[plt-scheme] Natural Language parsing in CS1
On Mon, Jun 01, 2009 at 11:04:46AM -0400, Prabhakar Ragde wrote:
> Todd wrote:
>
> >I think I'm going to do a short unit on finite state
> >automata and regular expressions (and I'll use something like the
> >macros Shriram presents in his "The Swine Before Perl" talk
> >http://www.cs.brown.edu/~sk/Publications/Talks/SwineBeforePerl/ ).
>
> May I also suggest the "derivatives" approach to regular expressions? It
> dates back to 1961, but is nicely described in a paper by Owens, Reppy,
> and Turon in the March 2009 issue of the Journal of Functional
> Programming (Owens used this approach in the parser-tools library that
> ships with PLT Scheme). The idea is simple: a regular expression is a
> tree. So write a function that consumes a regular expression E and a
> character c, and produces the regular expression E' describing all
> strings described by E that start with c. It's easy to program in Scheme
> (at least a basic version without lots of efficiency hacks).
>
> >I also thought I could do a short unit on parsing, in order to
> >introduce the idea of context-free grammars.
>
> Recursive-descent parsing with just recognition is not bad, though you
> have to worry about left recursion. If you want to produce the parse
> tree or trees, or produce meaningful error messages, you need to develop
> some machinery. It may be too much in an introductory course. In our
> second course, I show them how to implement Scheme's `read' (for lists
> of symbols and natural numbers), and then point out how it can be
> generalized to parse XML and (well-formed) HTML. That might be another
> direction to pursue.
>
> I'll send you some slides from a (too-jam-packed) talk on functional
> lexing and parsing I gave to the Computer Science Club here at UW. (The
> slides are available on their server, but it seems to be down at the
> moment.) --PR
In a first course on compiling, the first assignment was to take a very
simple language (explicitly specified as part of the assignment) and to
translate it to object code (also explicitly specified -- I specified
exactly what code every source-language construct was to be translated
to).
I provided them with a sample program to translate.

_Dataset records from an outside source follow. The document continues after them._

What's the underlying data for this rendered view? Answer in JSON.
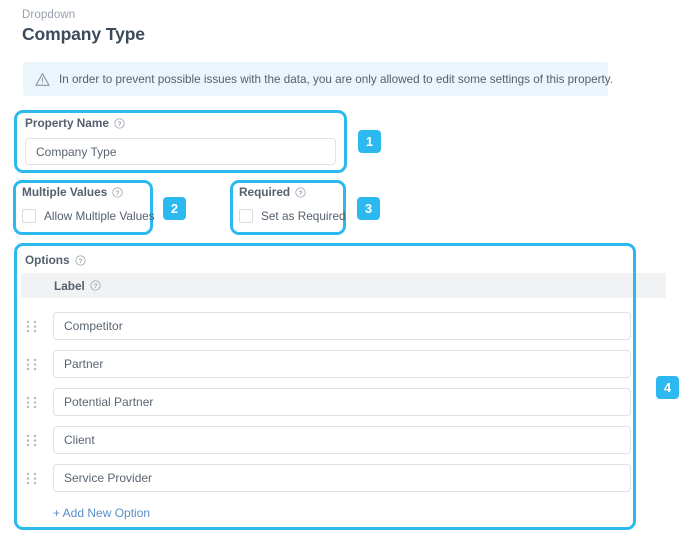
{
  "header": {
    "eyebrow": "Dropdown",
    "title": "Company Type"
  },
  "alert": {
    "icon": "warning-triangle-icon",
    "text": "In order to prevent possible issues with the data, you are only allowed to edit some settings of this property.",
    "background_color": "#eaf6fb"
  },
  "highlight_color": "#2bb9ef",
  "badges": [
    {
      "number": "1"
    },
    {
      "number": "2"
    },
    {
      "number": "3"
    },
    {
      "number": "4"
    }
  ],
  "property_name": {
    "label": "Property Name",
    "help_icon": "help-circle-icon",
    "value": "Company Type",
    "placeholder": "Property Name"
  },
  "multiple_values": {
    "label": "Multiple Values",
    "help_icon": "help-circle-icon",
    "checkbox_label": "Allow Multiple Values",
    "checked": false
  },
  "required": {
    "label": "Required",
    "help_icon": "help-circle-icon",
    "checkbox_label": "Set as Required",
    "checked": false
  },
  "options": {
    "label": "Options",
    "help_icon": "help-circle-icon",
    "column_header": "Label",
    "column_header_help_icon": "help-circle-icon",
    "drag_handle_icon": "drag-handle-icon",
    "items": [
      {
        "value": "Competitor"
      },
      {
        "value": "Partner"
      },
      {
        "value": "Potential Partner"
      },
      {
        "value": "Client"
      },
      {
        "value": "Service Provider"
      }
    ],
    "add_link": "+ Add New Option"
  }
}
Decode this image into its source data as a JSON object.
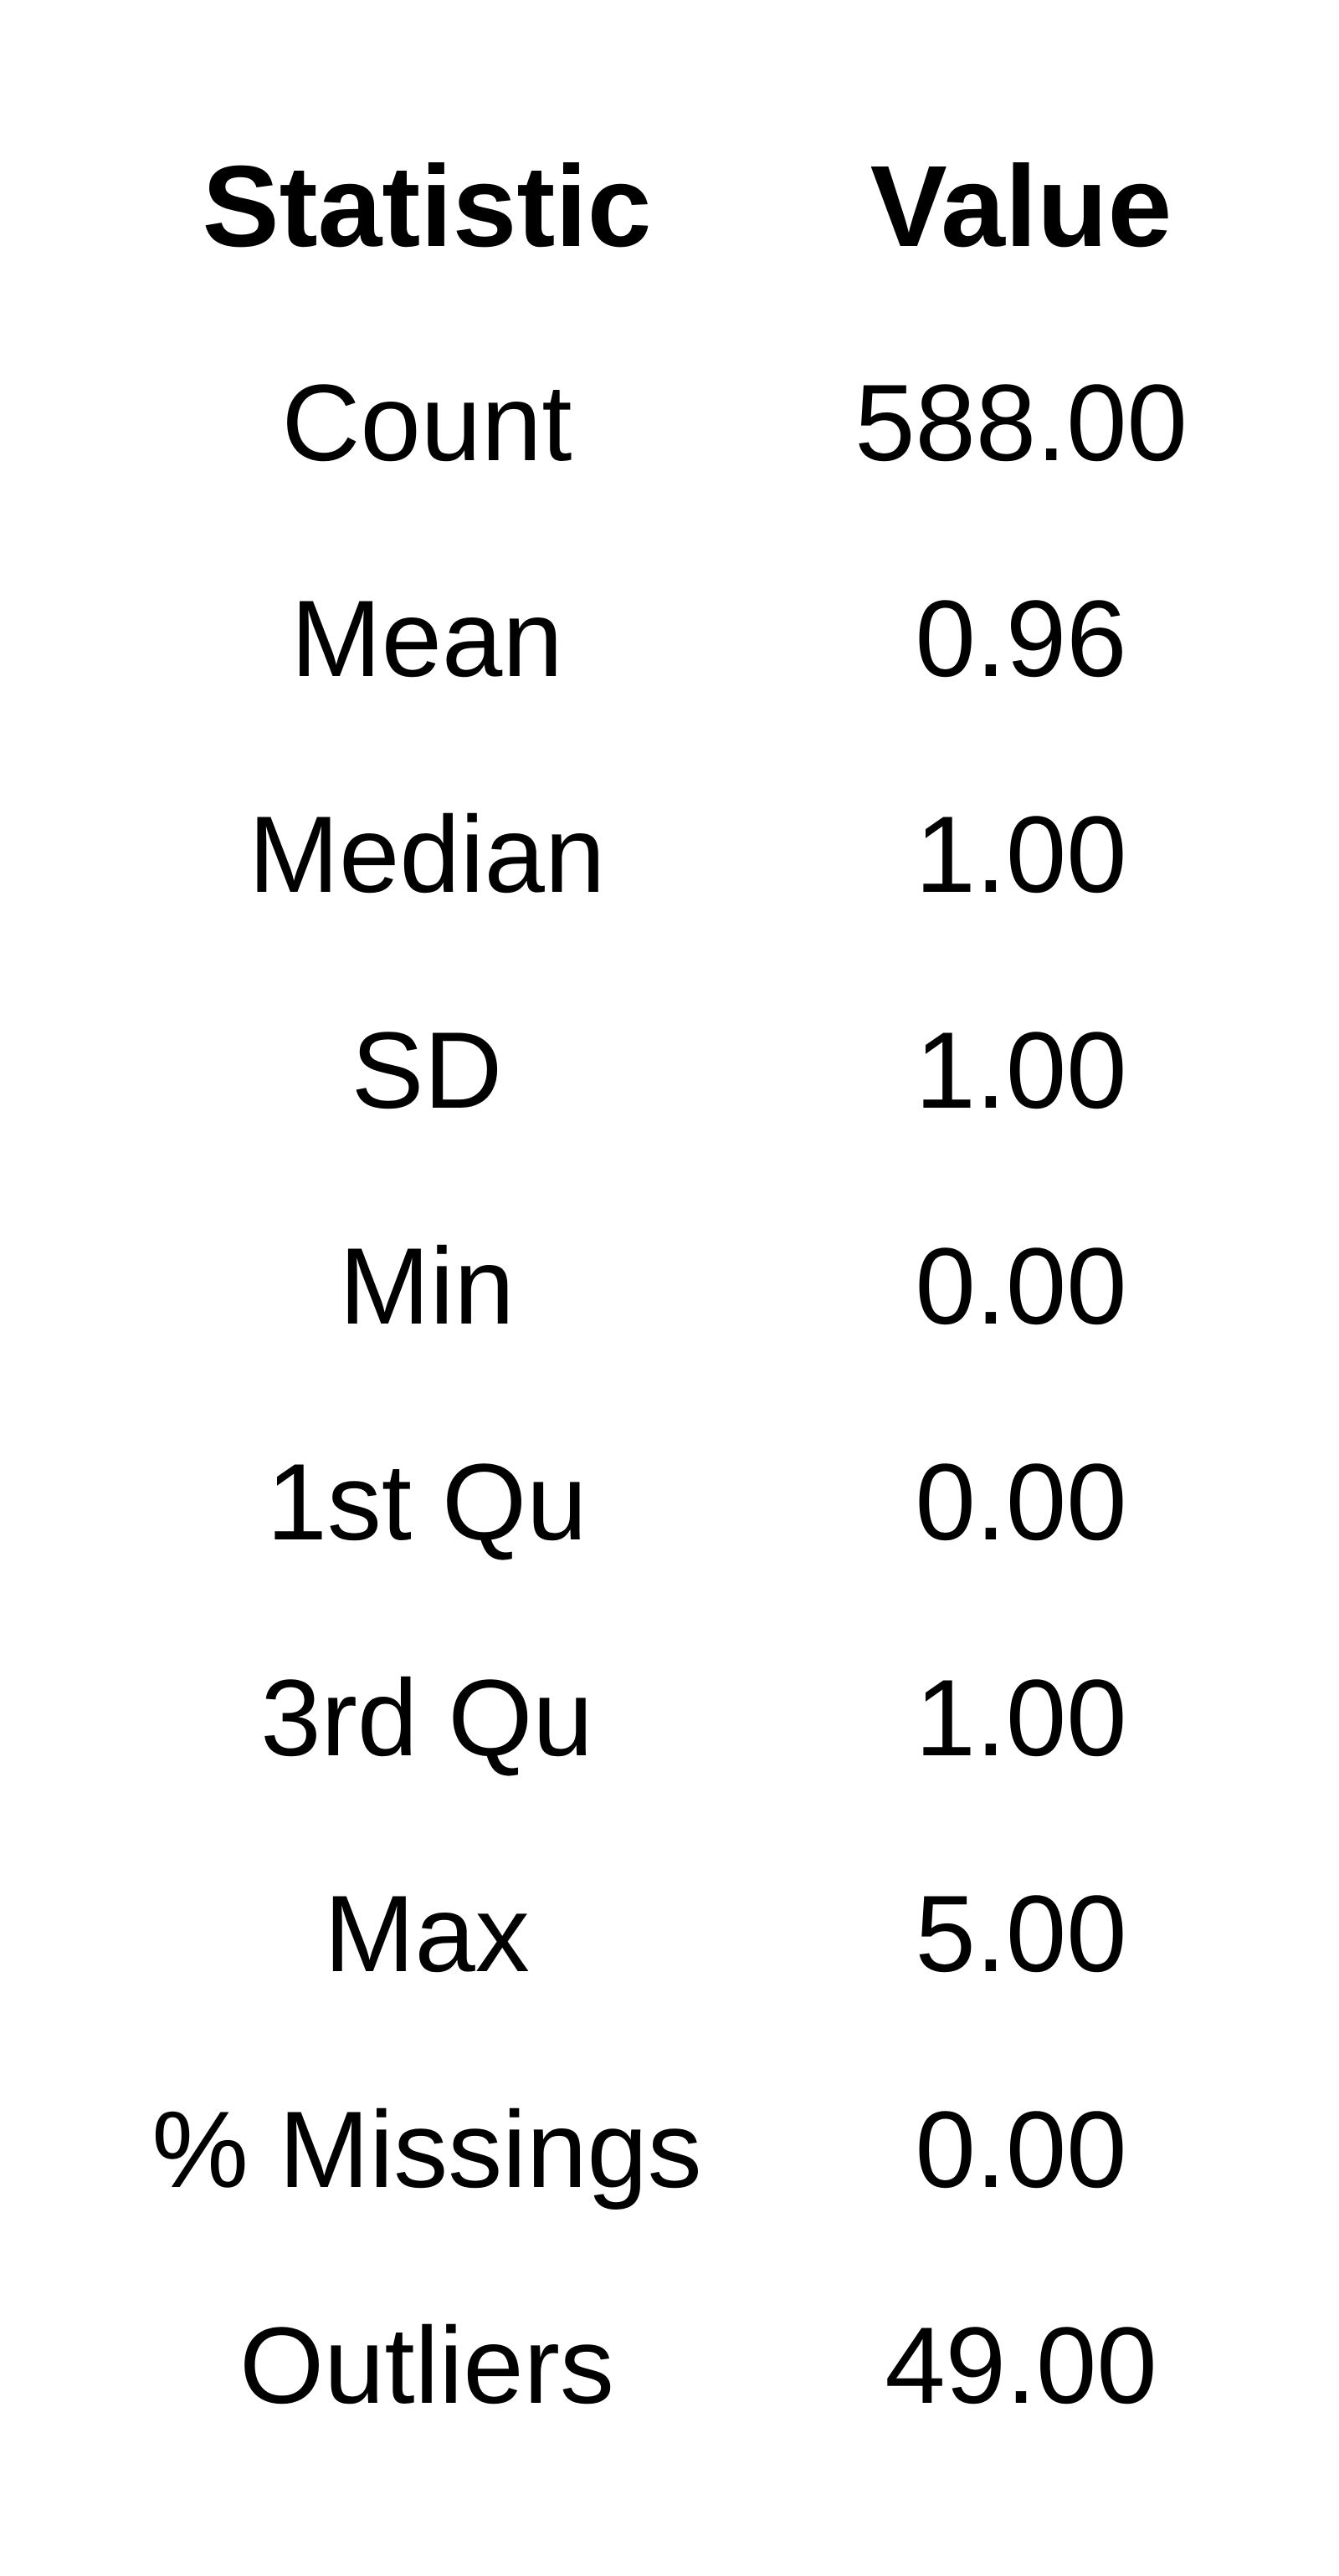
{
  "chart_data": {
    "type": "table",
    "columns": [
      "Statistic",
      "Value"
    ],
    "rows": [
      {
        "statistic": "Count",
        "value": "588.00"
      },
      {
        "statistic": "Mean",
        "value": "0.96"
      },
      {
        "statistic": "Median",
        "value": "1.00"
      },
      {
        "statistic": "SD",
        "value": "1.00"
      },
      {
        "statistic": "Min",
        "value": "0.00"
      },
      {
        "statistic": "1st Qu",
        "value": "0.00"
      },
      {
        "statistic": "3rd Qu",
        "value": "1.00"
      },
      {
        "statistic": "Max",
        "value": "5.00"
      },
      {
        "statistic": "% Missings",
        "value": "0.00"
      },
      {
        "statistic": "Outliers",
        "value": "49.00"
      }
    ]
  }
}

The trick to the assignment was that the language was a notation for
grammars with explicit output commands to be performed during the parse,
its semantics was a straight recursive-descent parse, and the sample
program was itself the solution to the assignment (except that it was
written in a language not available on their computer (until they
finished the assignment, of course))
I gave them two weeks to do it.
It worked. Afterwards they knew a fair amount of the pragmatics of
recursive-descent parsing.
-- hendrik